No commentary about the so-called death of the so-called high street would be complete without reference to the so-called ‘retail apocalypse’. While this term may be a relatively new one in a UK context, it’s losing editorial space on the other side of the Atlantic where it reached fever pitch in early 2017 but is gradually being replaced – at least to some degree – by the much more optimistic ‘retail renaissance’. We would do well to acknowledge this.

Ultimately, to survive and win, it has to be about experience – this does not always mean theatre, big events or music shows but can be about service, personalised relevance of offers/information and even congruence with “what matters to me” (ethics, community, local provenance, social responsibility, etc.).

Delivering the right experiences will vary enormously depending upon timing of visit, mission, type and location of the retailer and within the context of what is around them to allow the visitors to meet multiple needs – shopping, leisure, food, services, parking, safety, etc. This could be a true ‘high street’ just as much as an out of town shopping centre.

To achieve this requires actionable insight about shoppers – and that comes from granular data of what they say and do, captured and built upon continually – that the retailer must own and utilise to align every aspect of their business and customer engagement to meet the needs and wants of those shoppers.
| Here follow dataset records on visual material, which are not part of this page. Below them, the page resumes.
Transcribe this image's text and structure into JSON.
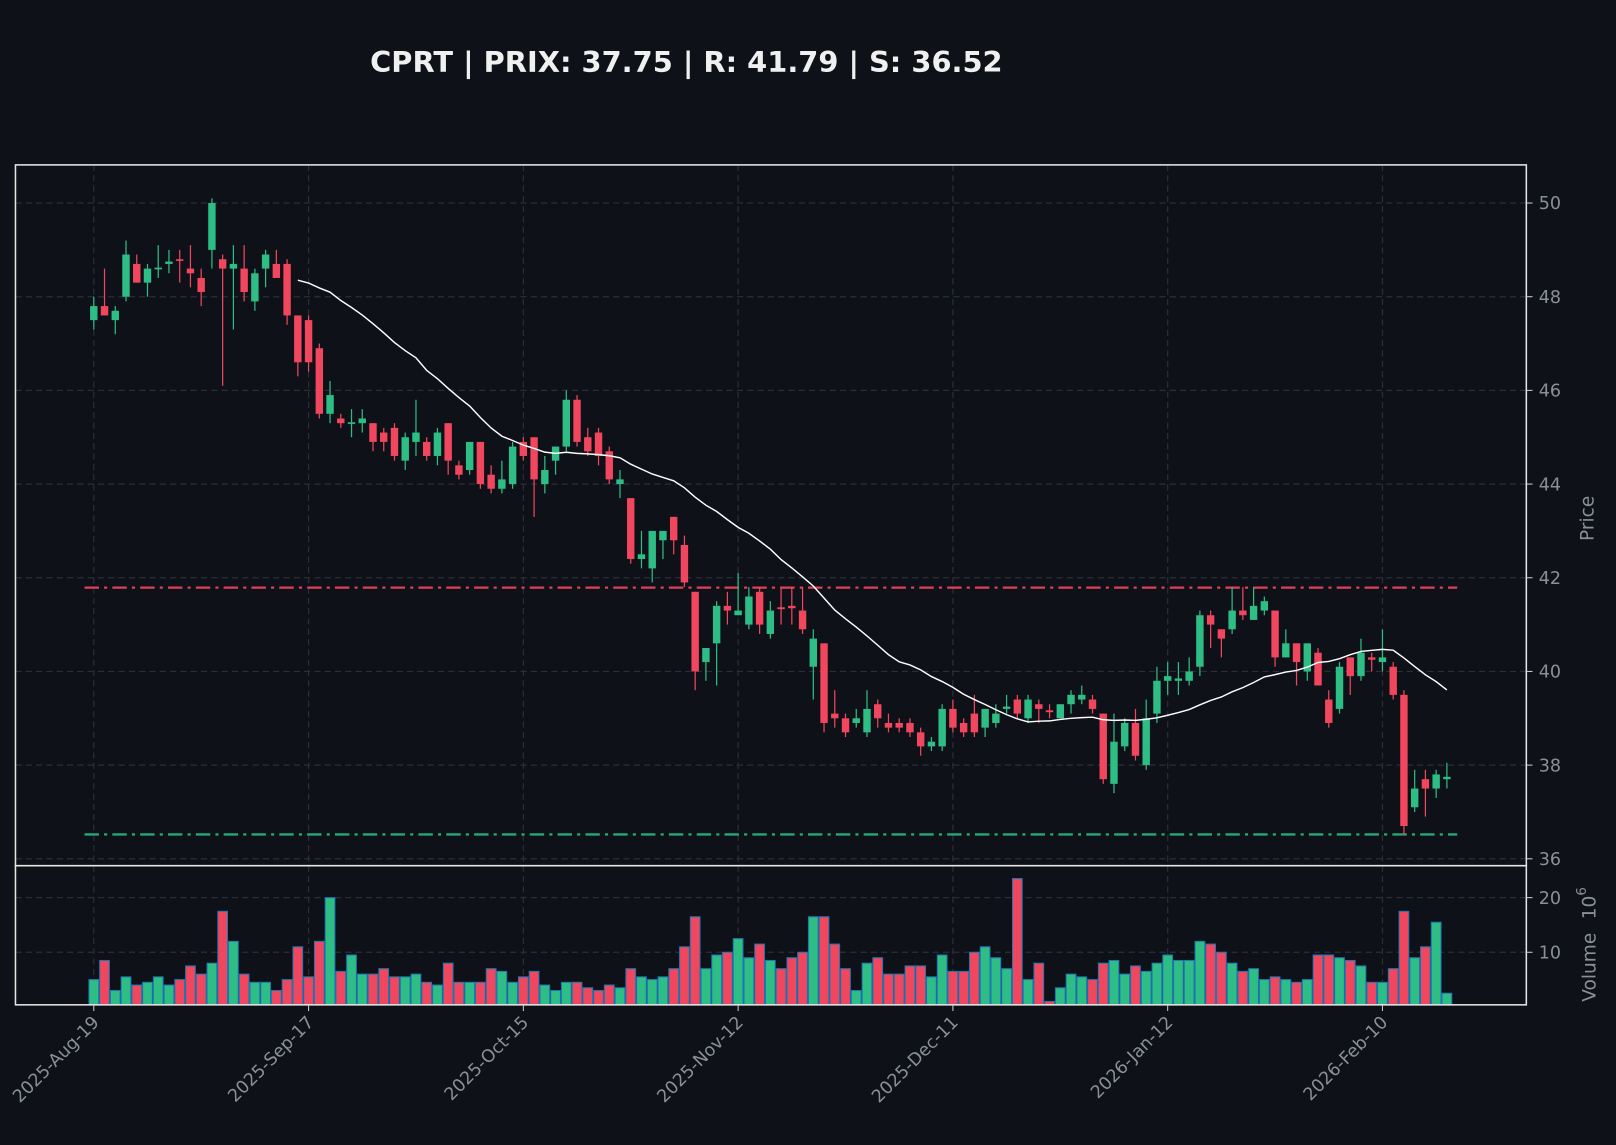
{
  "chart_data": {
    "type": "candlestick",
    "title": "CPRT | PRIX: 37.75 | R: 41.79 | S: 36.52",
    "ylabel": "Price",
    "volume_label": "Volume",
    "volume_exponent_base": "10",
    "volume_exponent": "6",
    "ylim": [
      35.9,
      50.8
    ],
    "volume_ylim": [
      0,
      25.5
    ],
    "price_ticks": [
      "36",
      "38",
      "40",
      "42",
      "44",
      "46",
      "48",
      "50"
    ],
    "volume_ticks": [
      "10",
      "20"
    ],
    "x_ticks": [
      {
        "index": 0,
        "label": "2025-Aug-19"
      },
      {
        "index": 20,
        "label": "2025-Sep-17"
      },
      {
        "index": 40,
        "label": "2025-Oct-15"
      },
      {
        "index": 60,
        "label": "2025-Nov-12"
      },
      {
        "index": 80,
        "label": "2025-Dec-11"
      },
      {
        "index": 100,
        "label": "2026-Jan-12"
      },
      {
        "index": 120,
        "label": "2026-Feb-10"
      }
    ],
    "resistance": 41.79,
    "support": 36.52,
    "moving_average_period": 20,
    "colors": {
      "up": "#2dbd85",
      "down": "#f0465e",
      "ma": "#ffffff",
      "resistance": "#e0405a",
      "support": "#26a874",
      "volume_edge": "#1f77b4",
      "background": "#0e1117"
    },
    "ohlc": [
      [
        47.5,
        48.0,
        47.3,
        47.8
      ],
      [
        47.8,
        48.6,
        47.6,
        47.6
      ],
      [
        47.5,
        47.8,
        47.2,
        47.7
      ],
      [
        48.0,
        49.2,
        47.9,
        48.9
      ],
      [
        48.7,
        48.9,
        48.3,
        48.3
      ],
      [
        48.3,
        48.7,
        48.0,
        48.6
      ],
      [
        48.6,
        49.1,
        48.4,
        48.62
      ],
      [
        48.7,
        49.0,
        48.5,
        48.75
      ],
      [
        48.8,
        49.0,
        48.3,
        48.78
      ],
      [
        48.6,
        49.1,
        48.2,
        48.5
      ],
      [
        48.4,
        48.6,
        47.8,
        48.1
      ],
      [
        49.0,
        50.1,
        48.6,
        50.0
      ],
      [
        48.8,
        48.9,
        46.1,
        48.6
      ],
      [
        48.6,
        49.1,
        47.3,
        48.7
      ],
      [
        48.6,
        49.1,
        47.9,
        48.1
      ],
      [
        47.9,
        48.6,
        47.7,
        48.5
      ],
      [
        48.6,
        49.0,
        48.2,
        48.9
      ],
      [
        48.7,
        49.0,
        48.4,
        48.4
      ],
      [
        48.7,
        48.8,
        47.4,
        47.6
      ],
      [
        47.6,
        47.6,
        46.3,
        46.6
      ],
      [
        47.5,
        47.6,
        46.4,
        46.6
      ],
      [
        46.9,
        47.0,
        45.4,
        45.5
      ],
      [
        45.5,
        46.2,
        45.3,
        45.9
      ],
      [
        45.4,
        45.5,
        45.2,
        45.3
      ],
      [
        45.3,
        45.6,
        45.0,
        45.32
      ],
      [
        45.3,
        45.6,
        45.1,
        45.4
      ],
      [
        45.3,
        45.3,
        44.7,
        44.9
      ],
      [
        45.1,
        45.2,
        44.7,
        44.9
      ],
      [
        45.2,
        45.3,
        44.5,
        44.6
      ],
      [
        44.5,
        45.1,
        44.3,
        45.0
      ],
      [
        44.9,
        45.8,
        44.6,
        45.1
      ],
      [
        44.9,
        45.0,
        44.5,
        44.6
      ],
      [
        44.6,
        45.2,
        44.4,
        45.1
      ],
      [
        45.3,
        45.3,
        44.2,
        44.5
      ],
      [
        44.4,
        44.5,
        44.1,
        44.2
      ],
      [
        44.3,
        44.9,
        44.2,
        44.9
      ],
      [
        44.9,
        44.9,
        43.9,
        44.0
      ],
      [
        44.2,
        44.4,
        43.8,
        43.9
      ],
      [
        43.9,
        44.5,
        43.8,
        44.1
      ],
      [
        44.0,
        44.9,
        43.9,
        44.8
      ],
      [
        44.9,
        45.0,
        44.5,
        44.6
      ],
      [
        45.0,
        45.0,
        43.3,
        44.1
      ],
      [
        44.0,
        44.6,
        43.8,
        44.3
      ],
      [
        44.5,
        44.8,
        44.2,
        44.8
      ],
      [
        44.8,
        46.0,
        44.7,
        45.8
      ],
      [
        45.8,
        45.9,
        44.8,
        44.9
      ],
      [
        45.0,
        45.2,
        44.6,
        44.7
      ],
      [
        45.1,
        45.2,
        44.4,
        44.6
      ],
      [
        44.7,
        44.8,
        44.0,
        44.1
      ],
      [
        44.0,
        44.3,
        43.7,
        44.1
      ],
      [
        43.7,
        43.7,
        42.3,
        42.4
      ],
      [
        42.4,
        43.0,
        42.2,
        42.5
      ],
      [
        42.2,
        43.0,
        41.9,
        43.0
      ],
      [
        42.8,
        43.0,
        42.4,
        43.0
      ],
      [
        43.3,
        43.3,
        42.5,
        42.8
      ],
      [
        42.7,
        42.9,
        41.8,
        41.9
      ],
      [
        41.7,
        41.7,
        39.6,
        40.0
      ],
      [
        40.2,
        40.5,
        39.8,
        40.5
      ],
      [
        40.6,
        41.5,
        39.7,
        41.4
      ],
      [
        41.4,
        41.7,
        41.0,
        41.3
      ],
      [
        41.2,
        42.1,
        41.2,
        41.3
      ],
      [
        41.0,
        41.8,
        40.9,
        41.6
      ],
      [
        41.7,
        41.8,
        40.8,
        41.0
      ],
      [
        40.8,
        41.5,
        40.7,
        41.3
      ],
      [
        41.37,
        41.8,
        41.0,
        41.33
      ],
      [
        41.4,
        41.8,
        41.0,
        41.35
      ],
      [
        41.3,
        41.8,
        40.8,
        40.9
      ],
      [
        40.1,
        40.9,
        39.4,
        40.7
      ],
      [
        40.6,
        40.6,
        38.7,
        38.9
      ],
      [
        39.1,
        39.6,
        38.8,
        39.0
      ],
      [
        39.0,
        39.1,
        38.6,
        38.7
      ],
      [
        38.9,
        39.2,
        38.8,
        39.0
      ],
      [
        38.7,
        39.6,
        38.6,
        39.2
      ],
      [
        39.3,
        39.4,
        38.8,
        39.0
      ],
      [
        38.9,
        39.1,
        38.7,
        38.8
      ],
      [
        38.9,
        39.0,
        38.7,
        38.8
      ],
      [
        38.9,
        39.0,
        38.6,
        38.7
      ],
      [
        38.7,
        38.8,
        38.2,
        38.4
      ],
      [
        38.4,
        38.6,
        38.3,
        38.5
      ],
      [
        38.4,
        39.3,
        38.3,
        39.2
      ],
      [
        39.2,
        39.4,
        38.7,
        38.8
      ],
      [
        38.9,
        39.0,
        38.6,
        38.7
      ],
      [
        39.1,
        39.5,
        38.6,
        38.7
      ],
      [
        38.8,
        39.2,
        38.6,
        39.2
      ],
      [
        38.9,
        39.3,
        38.8,
        39.1
      ],
      [
        39.2,
        39.5,
        39.1,
        39.25
      ],
      [
        39.4,
        39.5,
        39.0,
        39.1
      ],
      [
        39.0,
        39.5,
        38.9,
        39.4
      ],
      [
        39.3,
        39.4,
        38.9,
        39.2
      ],
      [
        39.17,
        39.3,
        39.0,
        39.13
      ],
      [
        39.0,
        39.3,
        39.0,
        39.3
      ],
      [
        39.3,
        39.6,
        39.1,
        39.5
      ],
      [
        39.4,
        39.7,
        39.3,
        39.5
      ],
      [
        39.4,
        39.5,
        39.1,
        39.2
      ],
      [
        39.1,
        39.1,
        37.6,
        37.7
      ],
      [
        37.6,
        39.1,
        37.4,
        38.5
      ],
      [
        38.4,
        39.0,
        38.3,
        38.9
      ],
      [
        38.9,
        39.2,
        38.1,
        38.2
      ],
      [
        38.0,
        39.4,
        37.9,
        39.0
      ],
      [
        39.1,
        40.1,
        38.9,
        39.8
      ],
      [
        39.8,
        40.2,
        39.5,
        39.9
      ],
      [
        39.8,
        40.2,
        39.5,
        39.85
      ],
      [
        39.8,
        40.3,
        39.7,
        40.0
      ],
      [
        40.1,
        41.3,
        39.9,
        41.2
      ],
      [
        41.2,
        41.3,
        40.5,
        41.0
      ],
      [
        40.9,
        40.9,
        40.3,
        40.7
      ],
      [
        40.9,
        41.8,
        40.8,
        41.3
      ],
      [
        41.3,
        41.8,
        41.1,
        41.2
      ],
      [
        41.1,
        41.8,
        41.1,
        41.4
      ],
      [
        41.3,
        41.6,
        41.2,
        41.5
      ],
      [
        41.3,
        41.3,
        40.1,
        40.3
      ],
      [
        40.3,
        40.9,
        40.3,
        40.6
      ],
      [
        40.6,
        40.6,
        39.7,
        40.2
      ],
      [
        40.0,
        40.6,
        39.8,
        40.6
      ],
      [
        40.4,
        40.5,
        39.7,
        39.7
      ],
      [
        39.4,
        39.6,
        38.8,
        38.9
      ],
      [
        39.2,
        40.2,
        39.1,
        40.1
      ],
      [
        40.3,
        40.3,
        39.5,
        39.9
      ],
      [
        39.9,
        40.7,
        39.8,
        40.4
      ],
      [
        40.3,
        40.4,
        40.0,
        40.25
      ],
      [
        40.2,
        40.9,
        40.0,
        40.3
      ],
      [
        40.1,
        40.2,
        39.4,
        39.5
      ],
      [
        39.5,
        39.6,
        36.5,
        36.7
      ],
      [
        37.1,
        37.9,
        37.0,
        37.5
      ],
      [
        37.7,
        37.9,
        36.9,
        37.5
      ],
      [
        37.5,
        37.9,
        37.3,
        37.8
      ],
      [
        37.7,
        38.05,
        37.5,
        37.75
      ]
    ],
    "volume": [
      5,
      8.5,
      3,
      5.5,
      4,
      4.5,
      5.5,
      4,
      5,
      7.5,
      6,
      8,
      17.5,
      12,
      6,
      4.5,
      4.5,
      3,
      5,
      11,
      5.5,
      12,
      20,
      6.5,
      9.5,
      6,
      6,
      7,
      5.5,
      5.5,
      6,
      4.5,
      4,
      8,
      4.5,
      4.5,
      4.5,
      7,
      6.5,
      4.5,
      5.5,
      6.5,
      4,
      3,
      4.5,
      4.5,
      3.5,
      3,
      4,
      3.5,
      7,
      5.5,
      5,
      5.5,
      7,
      11,
      16.5,
      7,
      9.5,
      10,
      12.5,
      9,
      11.5,
      8.5,
      7,
      9,
      10,
      16.5,
      16.5,
      11.5,
      7,
      3,
      8,
      9,
      6,
      6,
      7.5,
      7.5,
      5.5,
      9.5,
      6.5,
      6.5,
      10,
      11,
      9,
      7,
      23.5,
      5,
      8,
      1,
      3.5,
      6,
      5.5,
      5,
      8,
      8.5,
      6,
      7.5,
      6.5,
      8,
      9.5,
      8.5,
      8.5,
      12,
      11.5,
      10,
      8,
      6.5,
      7,
      5,
      5.5,
      5,
      4.5,
      5,
      9.5,
      9.5,
      9,
      8.5,
      7.5,
      4.5,
      4.5,
      7,
      17.5,
      9,
      11,
      15.5,
      2.5
    ]
  }
}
This must also include collaboration with stakeholders, partners and other businesses in the area – so insight beyond one’s own four walls and online presence. 

The key is then to be able to utilise (in a GDPR compliant way, of course) this insight to deliver personalised and relevant experiences and engagement both directly via email, SMS, social media, push messages and through integration to such as mobile apps, dynamic content on digital screens, shelf-edge displays and IOT devices!

This is what Velocity Worldwide helps its clients to achieve with its data, personalisation and insights software platform, Darius® for Retail, and a comprehensive managed service, based on 20 years of expertise.

To quote Samuel Clemens again (accurately this time)

“The secret of getting ahead is getting started”.